Nearly every letter mentions something he is reading, something he is writing, or something he wants to recommend to Eric. He reads widely: theology, poetry, novels, biographies, philosophy. He engages with writers like Wendell Berry, Jacques Maritain, Karl Barth, and Gerard Manley Hopkins. He references the Aeneid in one letter and a Philip Larkin poem in another. He mentions working through the thick volumes of N.T. Wright. He is constantly thinking about what he is reading and how it connects to the pastoral life.

This is not intellectual showmanship. For Eugene, reading was a pastoral discipline. It was how he kept his mind sharp and his heart soft. It was how he continued to grow, even in his later years.

The lesson is clear: good pastors should be good readers. We do not know everything. The challenges of ministry are too vast and too varied for any one person to navigate on instinct alone. We need the wisdom of others, the living and the dead, to sharpen our minds and ready our hearts.

This challenged me. In the busyness of ministry and everything else that fills a week, it is easy to let reading slip. But Eugene’s letters are a reminder that books should always be a part of the pastoral life. Not as a luxury. As a necessity.

Lessons from the Book

Pastoral ministry is a vocation, not a career. A vocation is a calling, something you are drawn into by God, not something you build for yourself. Eugene’s letters consistently frame pastoral work as a response to God’s initiative, not a platform for personal ambition.

The pastor is a companion, not a CEO. Eugene pushed back against the model of the pastor as corporate leader. The pastoral task is relational: walking with people, praying with people, being present in people’s joys and sorrows.

Context matters. There is no universal formula for pastoral ministry. What works in one congregation may not work in another. Faithfulness looks different in different places, and that is by design.

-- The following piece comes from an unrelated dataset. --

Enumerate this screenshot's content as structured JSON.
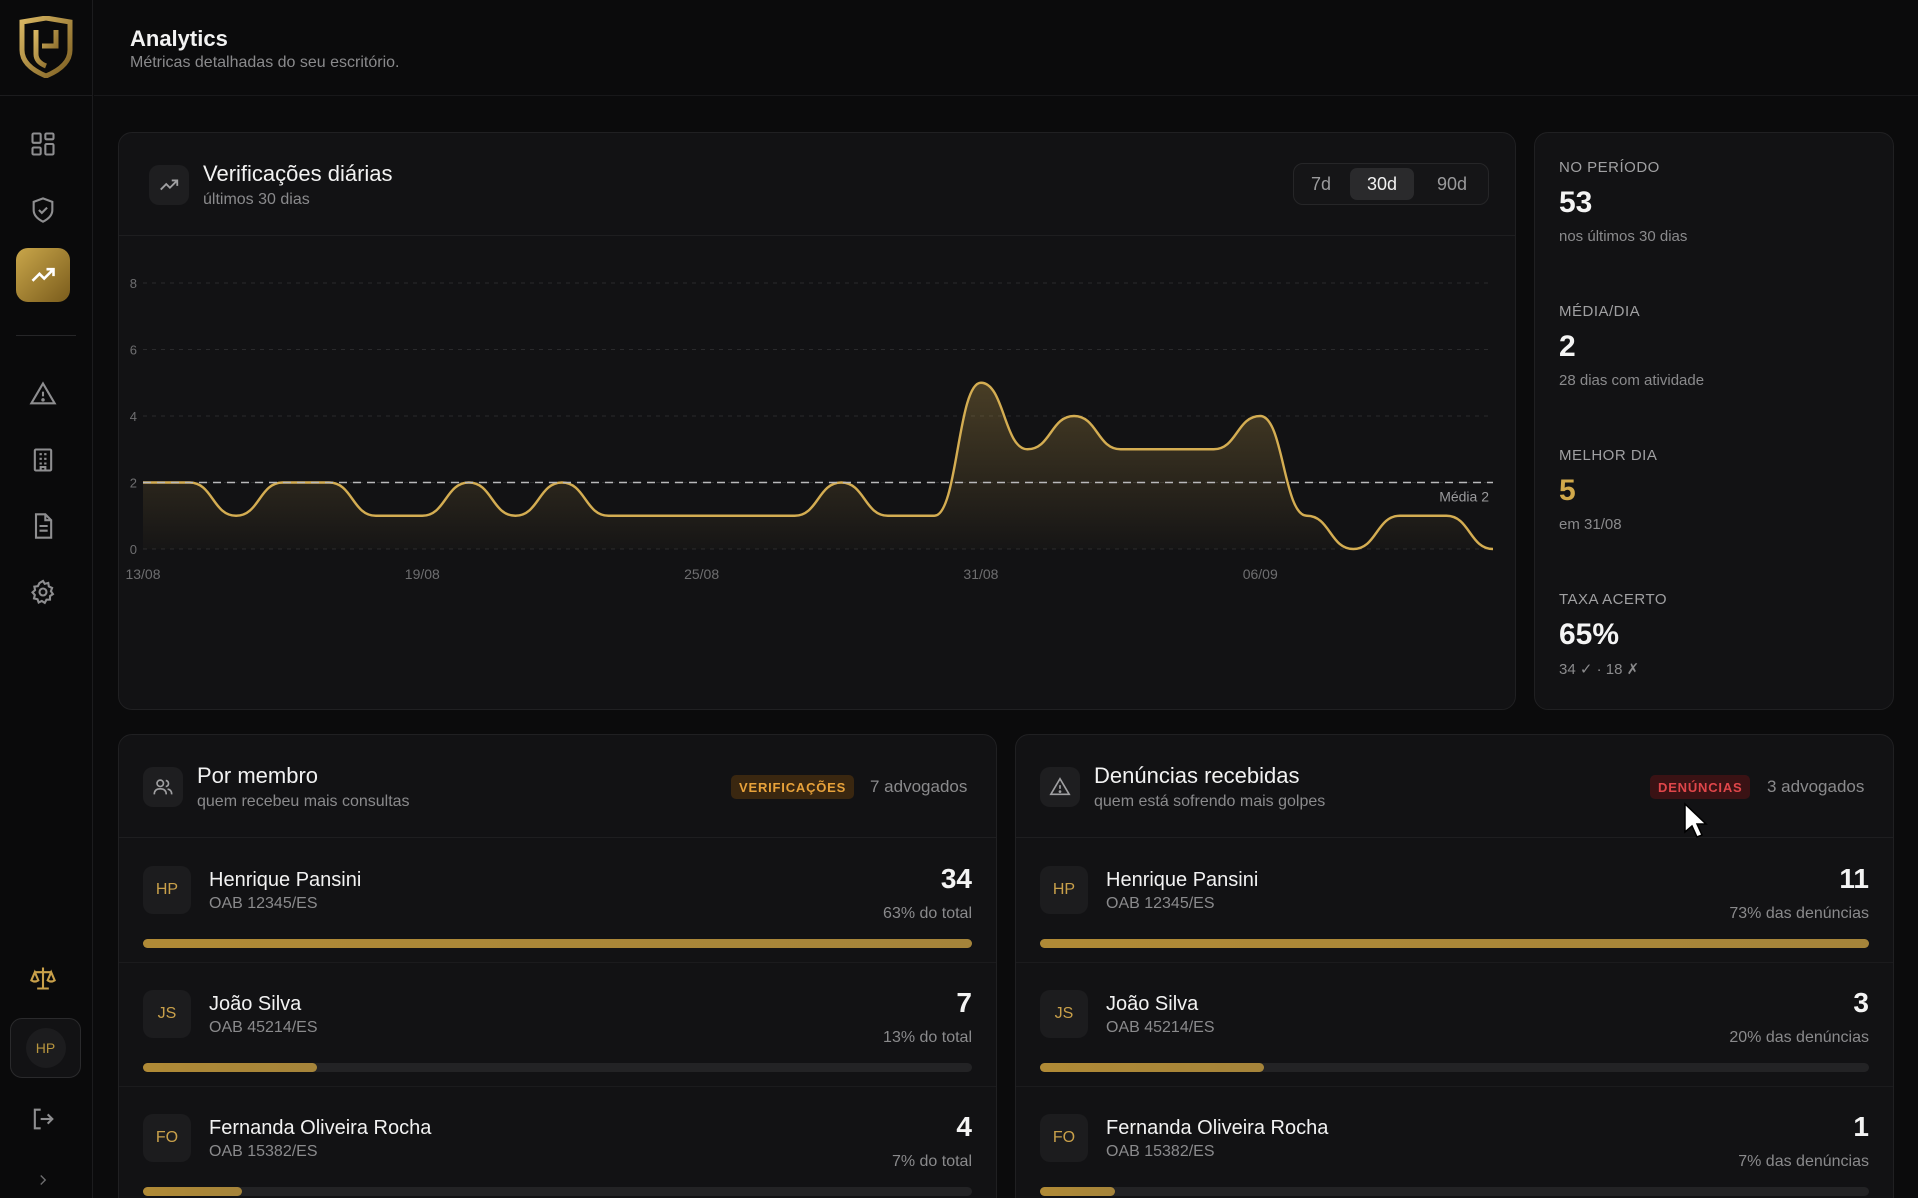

Rest is a discipline, not a weakness. Sabbatical rest protects the pastor from burnout and teaches the congregation to depend on God rather than on one person.

Read widely and read often. Eugene modeled this throughout the book. A pastor who stops reading is a pastor who stops growing.

Cherish people over programs. The letters are filled with the names and stories of real people. Ministry is measured not in metrics but in relationships.

Resist the celebrity model. The moment a pastor becomes a brand, something essential about the vocation has been lost.

Embrace the slow work of God. Church planting and spiritual formation are not fast. Eugene compared it to planting trees: slow, patient, trusting that God gives the growth.

Humility is the posture of a lifelong learner. Even at the end of his life, Eugene was still learning, still reading, still asking questions. That is the mark of a faithful shepherd.

Final Thoughts

Letters to a Young Pastor is not a book that will give you a five-step plan for growing your church. It will not teach you how to increase your Sunday attendance or optimize your small group strategy. If that is what you are looking for, this is not your book.

But if you are a pastor — or anyone who cares about what it means to live a faithful life — and you are tired of the noise, tired of the performance metrics, tired of feeling like a glorified manager rather than a shepherd of souls, then this book will feel like a long drink of cold water.

Eugene Peterson wrote these letters to his son. But as I listened, I could not help but feel that he was writing to me too. To every young pastor who has ever felt in over his head. To every minister who has ever wondered if what he is doing matters. To every shepherd who has forgotten that the work is not about him — it is about helping people meet Jesus.

The book is tender. It is honest. It is unhurried. And it is full of the kind of wisdom that only comes from a lifetime of faithful, ordinary, Christ-centered ministry.

Definitely a must-read. I will probably re-listen to this book again this year.